Bref historique de la Commune de Guimaëc

Peuplée dès le haut Moyen-Age, Guimaëc est une paroisse primitive ou « Ploue ». Les paroisses de Lanmeur et Locquirec ont été créées à ses dépens. Le nom de « Ploemaec » disparaît vers le quatorzième siècle pour laisser place à Guimaëc (prononcer « Guimec », en breton « Gwimaeg ») c’est-à-dire le bourg de Saint Maëc.
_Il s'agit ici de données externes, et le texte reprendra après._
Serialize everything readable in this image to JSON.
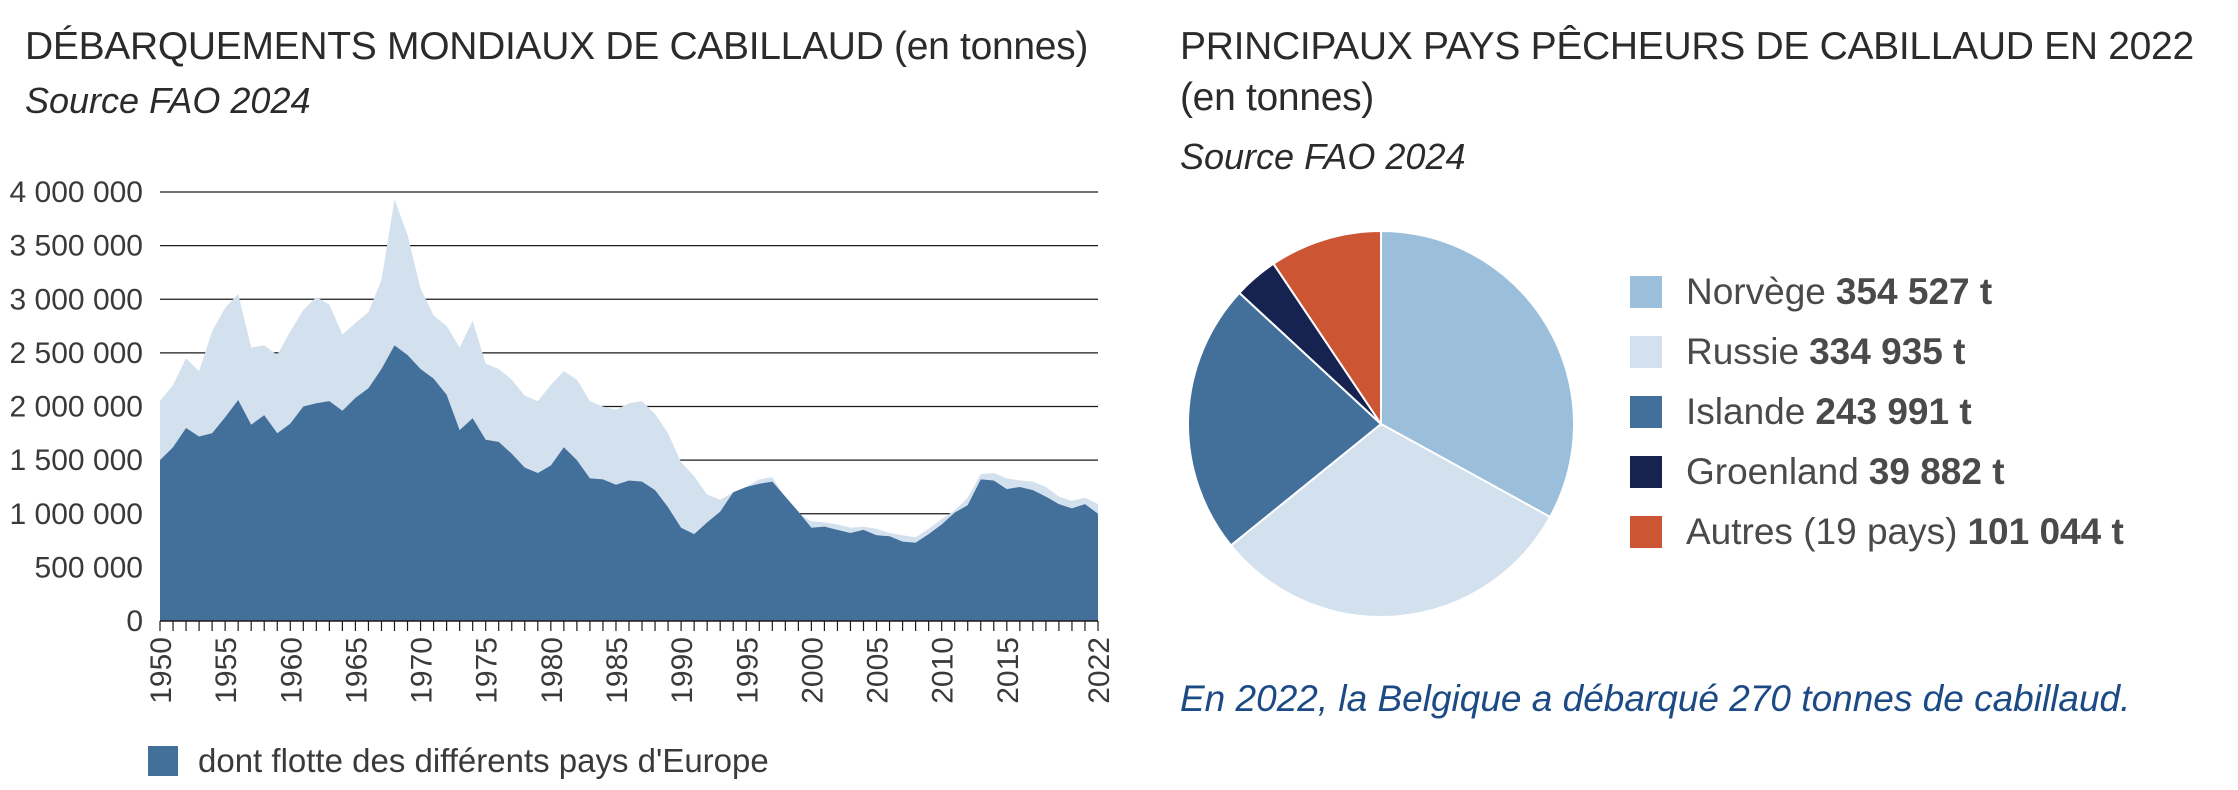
{
  "left_chart": {
    "title_main": "DÉBARQUEMENTS MONDIAUX DE CABILLAUD",
    "title_unit": "(en tonnes)",
    "source": "Source FAO 2024",
    "legend_label": "dont flotte des différents pays d'Europe"
  },
  "right_chart": {
    "title_main": "PRINCIPAUX PAYS PÊCHEURS DE CABILLAUD EN 2022",
    "title_unit": "(en tonnes)",
    "source": "Source FAO 2024",
    "note": "En 2022, la Belgique a débarqué 270 tonnes de cabillaud."
  },
  "chart_data": [
    {
      "type": "area",
      "ylim": [
        0,
        4000000
      ],
      "yticks": [
        "0",
        "500 000",
        "1 000 000",
        "1 500 000",
        "2 000 000",
        "2 500 000",
        "3 000 000",
        "3 500 000",
        "4 000 000"
      ],
      "xticks": [
        "1950",
        "1955",
        "1960",
        "1965",
        "1970",
        "1975",
        "1980",
        "1985",
        "1990",
        "1995",
        "2000",
        "2005",
        "2010",
        "2015",
        "2022"
      ],
      "grid": true,
      "legend_position": "bottom-left",
      "x": [
        1950,
        1951,
        1952,
        1953,
        1954,
        1955,
        1956,
        1957,
        1958,
        1959,
        1960,
        1961,
        1962,
        1963,
        1964,
        1965,
        1966,
        1967,
        1968,
        1969,
        1970,
        1971,
        1972,
        1973,
        1974,
        1975,
        1976,
        1977,
        1978,
        1979,
        1980,
        1981,
        1982,
        1983,
        1984,
        1985,
        1986,
        1987,
        1988,
        1989,
        1990,
        1991,
        1992,
        1993,
        1994,
        1995,
        1996,
        1997,
        1998,
        1999,
        2000,
        2001,
        2002,
        2003,
        2004,
        2005,
        2006,
        2007,
        2008,
        2009,
        2010,
        2011,
        2012,
        2013,
        2014,
        2015,
        2016,
        2017,
        2018,
        2019,
        2020,
        2021,
        2022
      ],
      "series": [
        {
          "name": "",
          "color": "#d3e1ee",
          "values": [
            2050000,
            2200000,
            2450000,
            2330000,
            2700000,
            2920000,
            3050000,
            2550000,
            2570000,
            2480000,
            2700000,
            2900000,
            3020000,
            2950000,
            2670000,
            2780000,
            2880000,
            3180000,
            3930000,
            3600000,
            3100000,
            2850000,
            2750000,
            2550000,
            2800000,
            2400000,
            2350000,
            2250000,
            2100000,
            2050000,
            2200000,
            2330000,
            2250000,
            2050000,
            2000000,
            1970000,
            2030000,
            2050000,
            1930000,
            1750000,
            1480000,
            1350000,
            1180000,
            1130000,
            1200000,
            1250000,
            1320000,
            1340000,
            1150000,
            1000000,
            930000,
            920000,
            900000,
            870000,
            880000,
            860000,
            820000,
            800000,
            780000,
            860000,
            950000,
            1030000,
            1150000,
            1370000,
            1380000,
            1330000,
            1310000,
            1300000,
            1250000,
            1160000,
            1120000,
            1150000,
            1090000
          ]
        },
        {
          "name": "dont flotte des différents pays d'Europe",
          "color": "#436f9b",
          "values": [
            1500000,
            1620000,
            1800000,
            1720000,
            1750000,
            1900000,
            2060000,
            1830000,
            1920000,
            1750000,
            1840000,
            2000000,
            2030000,
            2050000,
            1960000,
            2080000,
            2170000,
            2350000,
            2570000,
            2480000,
            2350000,
            2260000,
            2110000,
            1780000,
            1890000,
            1690000,
            1670000,
            1560000,
            1430000,
            1380000,
            1450000,
            1620000,
            1500000,
            1330000,
            1320000,
            1270000,
            1310000,
            1300000,
            1220000,
            1060000,
            870000,
            810000,
            920000,
            1020000,
            1200000,
            1250000,
            1280000,
            1300000,
            1160000,
            1020000,
            870000,
            880000,
            850000,
            820000,
            850000,
            800000,
            790000,
            740000,
            730000,
            810000,
            900000,
            1010000,
            1080000,
            1320000,
            1310000,
            1230000,
            1250000,
            1220000,
            1160000,
            1090000,
            1050000,
            1090000,
            1000000
          ]
        }
      ]
    },
    {
      "type": "pie",
      "legend_position": "right",
      "slices": [
        {
          "label": "Norvège",
          "value_text": "354 527 t",
          "value": 354527,
          "color": "#9bbfdb"
        },
        {
          "label": "Russie",
          "value_text": "334 935 t",
          "value": 334935,
          "color": "#d3e1ee"
        },
        {
          "label": "Islande",
          "value_text": "243 991 t",
          "value": 243991,
          "color": "#436f9b"
        },
        {
          "label": "Groenland",
          "value_text": "39 882 t",
          "value": 39882,
          "color": "#162350"
        },
        {
          "label": "Autres (19 pays)",
          "value_text": "101 044 t",
          "value": 101044,
          "color": "#cc5533"
        }
      ]
    }
  ]
}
Selon la légende, on tenta d’y enterrer le corps de ce saint, honoré en d’autres lieux de Bretagne, mais en vain, à chaque fois la dépouille sortait de son tombeau.

Paroisse rurale d’une certaine importance -elle compta jusqu’à deux mille habitants au dix-neuvième siècle- Guimaëc pratique la culture intensive des céréales dès la fin du Moyen-Age. Cette relative prospérité permet la présence sur le territoire d’une aristocratie nombreuse. Au seizième siècle on compte près de trente demeures nobles dont une bonne partie est habitée par des gentilshommes laboureurs.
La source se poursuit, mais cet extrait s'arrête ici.